In 1879, in an address before the London Statistical Society, Mr. G. Shaw-Lefevre, said: “If I were to venture a prediction on so difficult and obscure a question, I would incline to the opinion that wheat has during the past year reached its lowest point.” This forecast was made a couple of years before the beginning of the great

protracted decline in the prices of all agricultural produce that set in in the early years of the eighties. The forces which brought on the decline were already at work, and had been at work for some years before Mr. Shaw-Lefevre made his prediction; but the causes which seem very obvious after the fact may be quite obscure before it, and the causes that make for a permanent decline in agricultural produce are commonly more uncertain of prevision than those that make for a permanent rise. The former are apt to be of the nature of innovations, whose scope and efficacy can not well be foretold, while the latter are as apt to be simply the cumulative action of factors with whose scope and method we are already familiar.
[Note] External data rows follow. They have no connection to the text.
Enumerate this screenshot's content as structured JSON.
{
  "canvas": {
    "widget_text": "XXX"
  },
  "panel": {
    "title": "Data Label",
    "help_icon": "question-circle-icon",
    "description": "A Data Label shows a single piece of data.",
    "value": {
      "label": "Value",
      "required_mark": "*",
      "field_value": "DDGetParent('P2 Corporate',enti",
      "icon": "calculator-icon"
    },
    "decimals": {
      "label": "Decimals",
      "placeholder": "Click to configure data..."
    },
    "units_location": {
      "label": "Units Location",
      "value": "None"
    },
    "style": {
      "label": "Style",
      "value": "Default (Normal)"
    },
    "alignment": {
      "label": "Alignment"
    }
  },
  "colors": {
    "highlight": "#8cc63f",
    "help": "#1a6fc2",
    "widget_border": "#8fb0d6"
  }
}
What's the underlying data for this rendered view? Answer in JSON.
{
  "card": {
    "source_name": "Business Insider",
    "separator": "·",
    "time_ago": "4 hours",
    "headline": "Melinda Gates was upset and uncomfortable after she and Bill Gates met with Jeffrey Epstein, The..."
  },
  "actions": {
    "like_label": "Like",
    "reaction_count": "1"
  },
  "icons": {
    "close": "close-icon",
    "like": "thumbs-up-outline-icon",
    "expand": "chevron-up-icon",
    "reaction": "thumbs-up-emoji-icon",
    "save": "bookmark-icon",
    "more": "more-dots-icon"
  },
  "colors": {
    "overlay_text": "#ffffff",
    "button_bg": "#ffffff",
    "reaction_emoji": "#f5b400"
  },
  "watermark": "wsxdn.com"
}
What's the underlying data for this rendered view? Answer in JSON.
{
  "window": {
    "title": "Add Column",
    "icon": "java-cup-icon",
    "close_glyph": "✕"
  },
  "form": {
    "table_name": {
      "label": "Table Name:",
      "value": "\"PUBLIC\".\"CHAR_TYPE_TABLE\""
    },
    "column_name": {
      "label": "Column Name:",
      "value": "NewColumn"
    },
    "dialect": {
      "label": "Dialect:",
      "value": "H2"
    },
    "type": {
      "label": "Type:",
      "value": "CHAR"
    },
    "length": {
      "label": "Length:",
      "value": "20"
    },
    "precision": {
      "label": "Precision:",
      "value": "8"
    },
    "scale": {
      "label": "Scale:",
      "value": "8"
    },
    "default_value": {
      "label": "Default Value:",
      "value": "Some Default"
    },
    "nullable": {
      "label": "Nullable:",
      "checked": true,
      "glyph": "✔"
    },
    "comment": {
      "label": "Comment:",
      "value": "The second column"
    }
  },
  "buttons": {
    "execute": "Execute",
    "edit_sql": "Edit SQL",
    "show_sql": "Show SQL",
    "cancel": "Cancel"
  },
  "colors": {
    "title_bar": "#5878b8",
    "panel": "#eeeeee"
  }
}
Recognising, then, the chance of an unforeseen decline, and recognising,

also, that there is more than one known factor already at work to bring about a decline in agricultural products in the near future, the purpose of this paper is to attempt an estimate of the possible maximum advance in the price of wheat (as a representative product of agriculture), supposing the factors that make for a decline to remain in abeyance for the next ten years. The great permanent fall in prices that took place during the first half of

the last decade has served as an object lesson to enforce the truth that there is a close dependence of price on supply. The fact of this dependence has been made much of both by those who hope for an advance in prices of farm produce, and by [366] those who deprecate the approach of a scarcity of bread. The assumption has been freely made that the date at which the land available for tillage shall have been definitively occupied is near at hand, and that when that day arrives a great and “sudden” advance in agricultural prices is to be looked for, with its consequences, of great gains for the farmer – for the American farmer perhaps, in an especial degree – and of distress for all peoples who get their supply of food largely from other countries. This sweeping generalisation merits some scrutiny.